In Paramount Pictures’ The Naked Gun, Frank Drebin Jr. (Liam Neeson) tries to live up to his father’s legacy by leading Los Angeles’ Police Squad, which is at risk of being shut down. Pamela Anderson stars as the elegant and mysterious Beth Davenport, whose brother is the focus of Drebin’s investigation. Directed by Akiva Schaffer, the film also stars Paul Walter Hauser, CCH Pounder, Kevin Durand, Cody Rhodes, Liza Koshy, Eddie Yu and with Danny Huston.
According to Schaffer (pictured), whose credits include Chip ‘n Dale: Rescue Rangers, as well as numerous
SNL shorts, the film was shot over 40-plus days. Brandon Trost served as director of photography, continuing his long-time collaboration with the director, which dates back to 2010’s MacGruber. Schaffer says he referenced early Tony Scott films, such as
Top Gun and
Beverly Hills Cop II, for their sunbaked LA feel, and the James Bond catalog for its film aesthetics.

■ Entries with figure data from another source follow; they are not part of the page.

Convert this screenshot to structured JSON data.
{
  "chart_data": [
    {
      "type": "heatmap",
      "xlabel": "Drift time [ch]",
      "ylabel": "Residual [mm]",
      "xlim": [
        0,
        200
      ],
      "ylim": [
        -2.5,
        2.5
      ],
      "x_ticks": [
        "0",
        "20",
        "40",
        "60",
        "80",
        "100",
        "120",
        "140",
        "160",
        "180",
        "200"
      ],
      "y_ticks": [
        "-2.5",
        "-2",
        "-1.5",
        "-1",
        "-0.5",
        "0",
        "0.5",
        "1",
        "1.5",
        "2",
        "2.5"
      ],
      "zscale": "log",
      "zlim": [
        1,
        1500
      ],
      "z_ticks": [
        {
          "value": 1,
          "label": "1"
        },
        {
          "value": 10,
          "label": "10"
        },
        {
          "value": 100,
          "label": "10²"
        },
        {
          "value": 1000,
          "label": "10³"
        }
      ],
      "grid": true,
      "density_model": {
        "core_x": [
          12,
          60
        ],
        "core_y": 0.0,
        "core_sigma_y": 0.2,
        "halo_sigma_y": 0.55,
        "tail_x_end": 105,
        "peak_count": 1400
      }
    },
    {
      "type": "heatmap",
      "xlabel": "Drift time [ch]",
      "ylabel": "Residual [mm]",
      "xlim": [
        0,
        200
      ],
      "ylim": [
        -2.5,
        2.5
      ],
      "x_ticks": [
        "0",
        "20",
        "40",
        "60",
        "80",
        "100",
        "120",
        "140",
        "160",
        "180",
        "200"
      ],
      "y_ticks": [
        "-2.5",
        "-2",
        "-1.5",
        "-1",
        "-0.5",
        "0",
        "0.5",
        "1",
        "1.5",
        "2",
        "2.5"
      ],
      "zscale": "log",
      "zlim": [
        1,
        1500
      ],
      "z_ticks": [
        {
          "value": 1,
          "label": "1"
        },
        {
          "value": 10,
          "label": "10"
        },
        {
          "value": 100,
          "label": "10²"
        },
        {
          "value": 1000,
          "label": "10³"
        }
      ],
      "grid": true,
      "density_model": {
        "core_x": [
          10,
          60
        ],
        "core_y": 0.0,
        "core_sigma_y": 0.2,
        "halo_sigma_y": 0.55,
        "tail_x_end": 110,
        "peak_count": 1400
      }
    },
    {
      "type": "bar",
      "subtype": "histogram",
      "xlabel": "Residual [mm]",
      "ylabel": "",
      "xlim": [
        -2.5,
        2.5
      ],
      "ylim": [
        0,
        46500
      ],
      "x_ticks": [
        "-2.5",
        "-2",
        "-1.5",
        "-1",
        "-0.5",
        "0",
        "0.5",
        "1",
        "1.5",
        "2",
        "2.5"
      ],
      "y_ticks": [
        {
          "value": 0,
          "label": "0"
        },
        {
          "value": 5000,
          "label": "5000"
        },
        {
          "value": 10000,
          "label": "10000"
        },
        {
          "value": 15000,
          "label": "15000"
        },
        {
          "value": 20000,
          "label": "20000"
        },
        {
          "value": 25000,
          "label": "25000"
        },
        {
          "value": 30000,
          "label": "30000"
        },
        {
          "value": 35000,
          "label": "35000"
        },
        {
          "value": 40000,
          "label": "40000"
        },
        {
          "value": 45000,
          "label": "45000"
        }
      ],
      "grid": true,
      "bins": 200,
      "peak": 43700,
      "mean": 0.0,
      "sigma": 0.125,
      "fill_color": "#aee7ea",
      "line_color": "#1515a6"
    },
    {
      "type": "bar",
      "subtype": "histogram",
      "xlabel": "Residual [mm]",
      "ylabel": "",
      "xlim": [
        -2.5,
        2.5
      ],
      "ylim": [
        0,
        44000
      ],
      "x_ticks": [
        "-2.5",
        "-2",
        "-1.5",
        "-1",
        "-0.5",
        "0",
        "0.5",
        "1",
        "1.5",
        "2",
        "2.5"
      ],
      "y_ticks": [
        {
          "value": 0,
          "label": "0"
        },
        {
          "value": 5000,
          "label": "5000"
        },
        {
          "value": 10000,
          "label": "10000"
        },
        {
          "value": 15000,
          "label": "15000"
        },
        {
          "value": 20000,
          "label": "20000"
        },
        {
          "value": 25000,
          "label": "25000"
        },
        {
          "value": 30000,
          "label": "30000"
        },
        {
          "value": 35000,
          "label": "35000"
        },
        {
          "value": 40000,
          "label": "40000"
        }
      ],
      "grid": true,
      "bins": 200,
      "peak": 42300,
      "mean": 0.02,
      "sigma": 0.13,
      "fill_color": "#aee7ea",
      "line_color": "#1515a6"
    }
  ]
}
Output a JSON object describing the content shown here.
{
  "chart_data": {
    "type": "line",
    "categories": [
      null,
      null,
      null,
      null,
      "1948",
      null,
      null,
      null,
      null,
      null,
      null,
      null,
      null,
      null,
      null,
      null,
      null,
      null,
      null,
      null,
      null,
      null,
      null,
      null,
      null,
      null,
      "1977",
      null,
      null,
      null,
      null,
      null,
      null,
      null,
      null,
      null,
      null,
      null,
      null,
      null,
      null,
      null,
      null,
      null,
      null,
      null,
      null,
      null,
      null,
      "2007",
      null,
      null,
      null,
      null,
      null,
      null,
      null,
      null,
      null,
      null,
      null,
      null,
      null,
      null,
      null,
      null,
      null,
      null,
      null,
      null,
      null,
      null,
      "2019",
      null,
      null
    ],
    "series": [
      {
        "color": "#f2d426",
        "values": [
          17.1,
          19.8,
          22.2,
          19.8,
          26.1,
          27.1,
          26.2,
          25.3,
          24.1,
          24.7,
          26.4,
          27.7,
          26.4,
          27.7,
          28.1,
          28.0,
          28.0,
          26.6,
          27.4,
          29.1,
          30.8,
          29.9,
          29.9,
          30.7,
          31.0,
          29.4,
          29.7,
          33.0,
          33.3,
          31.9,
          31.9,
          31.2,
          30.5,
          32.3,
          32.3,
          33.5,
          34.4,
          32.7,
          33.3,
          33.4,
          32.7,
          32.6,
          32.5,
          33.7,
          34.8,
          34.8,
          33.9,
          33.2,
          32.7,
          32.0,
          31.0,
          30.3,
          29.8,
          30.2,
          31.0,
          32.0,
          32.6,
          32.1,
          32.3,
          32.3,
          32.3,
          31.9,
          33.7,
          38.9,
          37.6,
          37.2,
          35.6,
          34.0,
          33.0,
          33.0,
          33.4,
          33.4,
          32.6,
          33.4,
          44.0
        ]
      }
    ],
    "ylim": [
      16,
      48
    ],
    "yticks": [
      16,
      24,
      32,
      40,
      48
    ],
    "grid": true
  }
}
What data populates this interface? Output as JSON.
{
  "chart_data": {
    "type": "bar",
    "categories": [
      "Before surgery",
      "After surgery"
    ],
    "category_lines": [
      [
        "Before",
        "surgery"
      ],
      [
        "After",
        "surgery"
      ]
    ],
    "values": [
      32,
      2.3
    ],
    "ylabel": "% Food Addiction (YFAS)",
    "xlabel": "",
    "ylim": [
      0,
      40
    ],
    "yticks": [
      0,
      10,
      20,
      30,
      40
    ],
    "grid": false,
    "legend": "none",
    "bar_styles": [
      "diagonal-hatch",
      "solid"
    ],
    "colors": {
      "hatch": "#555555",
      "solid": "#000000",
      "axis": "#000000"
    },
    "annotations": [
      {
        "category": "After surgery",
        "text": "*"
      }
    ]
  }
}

“Tomorrow Never Dies hits this real sweet spot, where it looks like a modern movie,” he says of its inspiration. “It takes this leap forward, but it’s still very much shot on film and nostalgic. It looks epic and big! And so that was the one where I was like, ‘That’s the look!’ I pulled a bunch of screen grabs from that. And then, in terms of more modern movies that were shot on film that look amazing —
Casino Royale and
Mission Impossible: Fallout — those were...where I was trying to aim.”
The project was shot using Arri’s large format Alexa cameras and '90s-era Panavision anamorphic lenses.
“I really wanted to shoot in LA, as it’s an LA movie, but, what’s been so much of the conversation recently (is) about how the incentives are so hard to get,” the director reveals. “We basically went to Atlanta, shot all the interiors and every exterior we could get away with. And then we came back to LA and shot some in LA as well.”
The film’s edit enhances the many comedic lines, with well-timed cuts, sound effects and music cues amping up the humor. Schaffer once again teamed with editor Brian Scott Olds, who cut Chip ‘n Dale: Rescue Rangers, for this film. Olds worked out of rented space and the Paramount lot, cutting on an Avid. During production, he’d quickly assemble cuts for Schaffer to view after shooting, and then once production wrapped, the two spent considerable time together, with Schaffer often cutting scenes together in Adobe Premiere and sharing them with Olds as a way to visualize how he saw a scene coming together.
“I am involved from frame one,” says Schaffer of the editing process. “When I worked at Saturday Night Live, we made all these shorts, and I edited — along with Jorma (Taccone) — every one of them. We never used an editor, and we made over a hundred shorts. I’m very well versed in editing myself.”
In collaborating with Olds, Schaffer says his way of putting together rough cuts helps speed the process, “as opposed to slowing him down and sitting there, nitpicking each thing…[Brian’s] still the only one that edits the movie, ever! I never touch the movie. I have a Premiere (edit) in the other room with dailies. I’m almost using Premiere as just a way to watch dailies fast and make selects, as opposed to going back into Pix or sitting with an assistant at another Avid...It’s not polished. Then it’s going in there and he’s going, ‘Okay, I got it,’ and adding music and making it into a movie.”
Ashley Bettini, who served as visual effects supervisor and producer, put together a small team of in-house effects artists to handle some of the lighter work, with studios such as Outpost handling larger needs.
“I tried to do everything practical, as much as possible, because it’s just funnier when you know we really ripped that wall out before all the prisoners come running out, or we really had a puppet of the snowman,” Schaffer reveals.
Beyond the jail break and snowman (created by The Jim Henson Company), other in-camera effects include the giant claw that fishes an overturned car out of a lake, much like an arcade game. The film’s most challenging scene mixed practical and digital effects. It’s set in what looks to be a hospital, where an interrogation is taking place. The four walls collapse, revealing that the Police Squad are actually in an office, only to have the walls collapse again, revealing a virtual setting.
“The hospital room — it was our biggest, most-expensive build on the whole movie,” Schaffer shares. “They had to build an entire hospital that could have the walls fall down, like Mission Impossible. But then, the room that surrounds them had to be huge enough that those walls can fall without hitting a second round of walls…And then the third is a visual effects, because it was a hologram wall.”
The Naked Gun opened in theaters on August 1st.